L’arbitre a conclu à l’absence de circonstances atténuantes. Le plaignant était en service depuis peu (deux ans). Bien qu’il ait agi dans l’intérêt supérieur du patient, rien ne pouvait justifier sa malhonnêteté ultérieure, qui [traduction] « n’a pu être motivée que par des intérêts personnels ». La conduite du plaignant n’était pas le résultat d’une erreur de jugement momentanée, ce dernier n’ayant d’ailleurs pas reconnu son inconduite à l’audience. Le fait que le plaignant n’ait pas reconnu avoir eu un comportement répréhensible a fait dire à l’arbitre qu’il lui était [traduction] « tout simplement impossible de conclure qu’un comportement similaire ne se reproduira pas à l’avenir. »

Le grief a été rejeté.

Quelles sont les implications de cette décision pour les employeurs municipaux?

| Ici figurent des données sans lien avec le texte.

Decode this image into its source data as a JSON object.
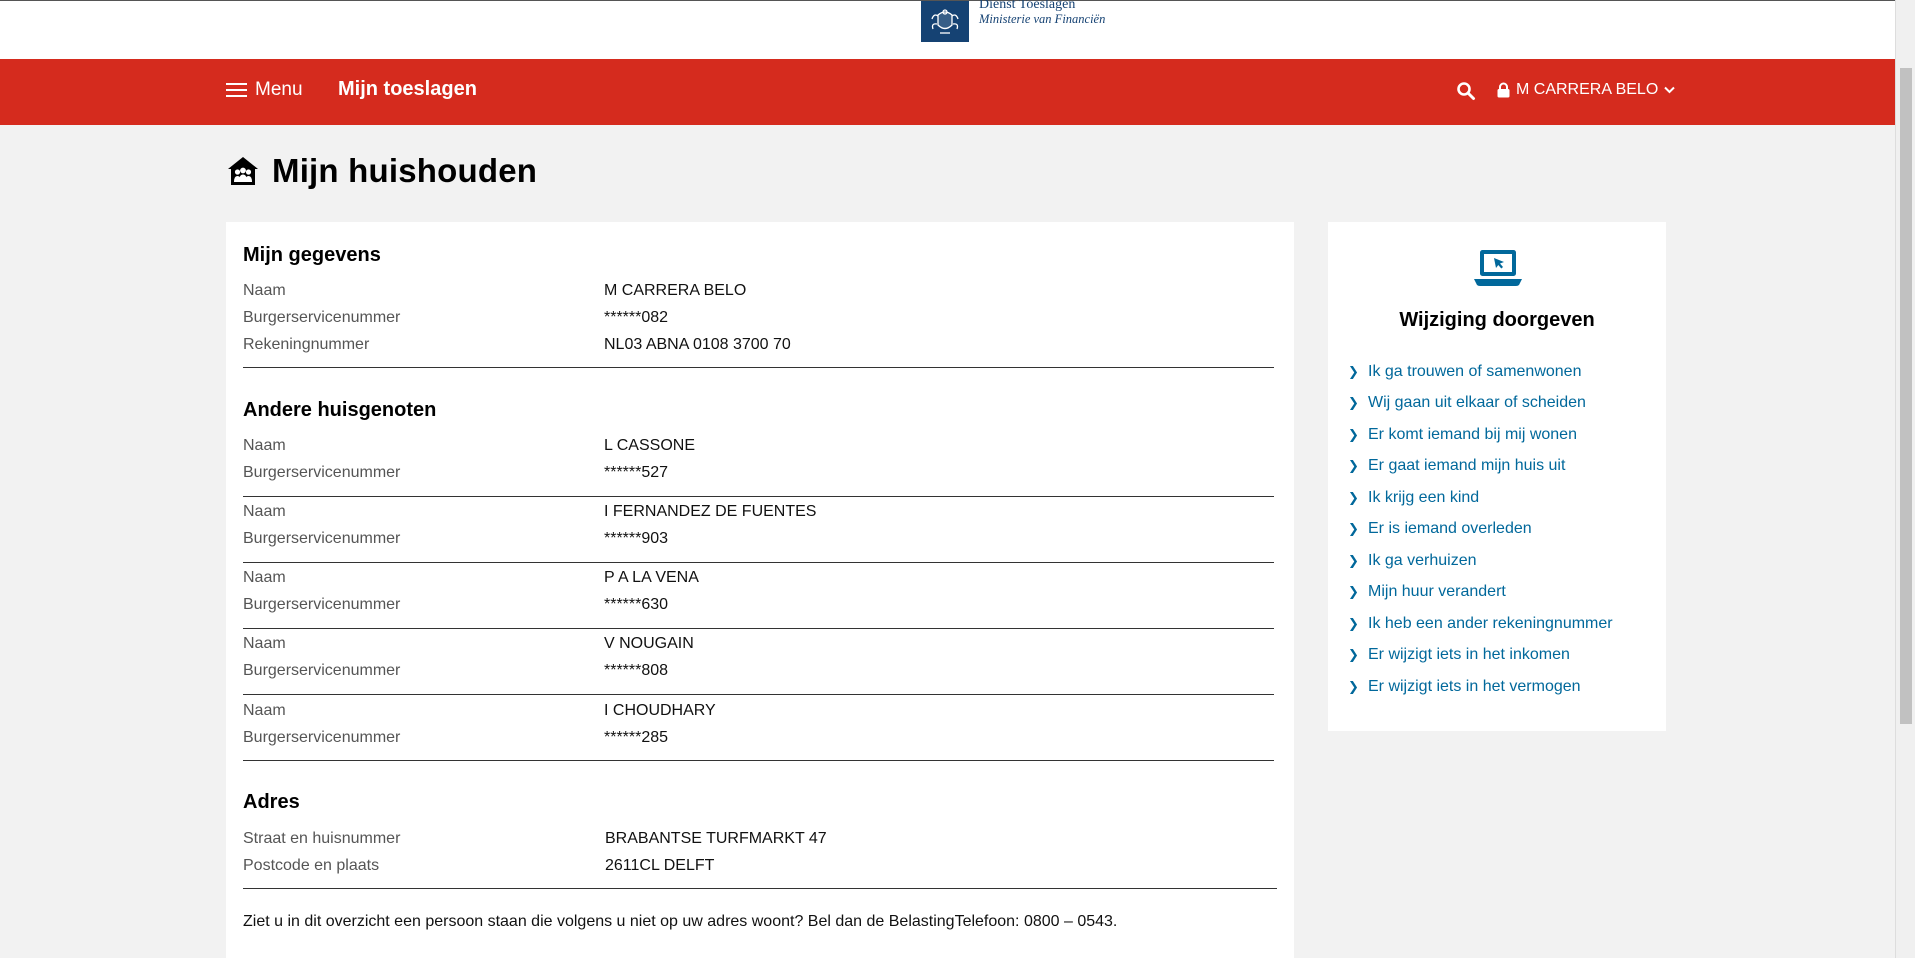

Cette décision souligne l’importance de l’honnêteté dans la relation d’emploi. Lorsque la malhonnêteté porte atteinte à l’intégrité même de la relation d’emploi, le congédiement peut être justifié. La décision reconnaît également que les professionnels de la santé sont soumis à une norme plus élevée lorsqu’il s’agit pour eux de s’acquitter de leurs [traduction] « obligations professionnelles d’intégrité et de compétence ».

La question de savoir si une conduite malhonnête peut justifier un congédiement dépendra des circonstances particulières de chaque cas. Par conséquent, les employeurs qui envisagent de congédier un employé pour malhonnêteté sont invités à obtenir un avis juridique avant d’agir afin de bien comprendre les risques associés à un tel congédiement.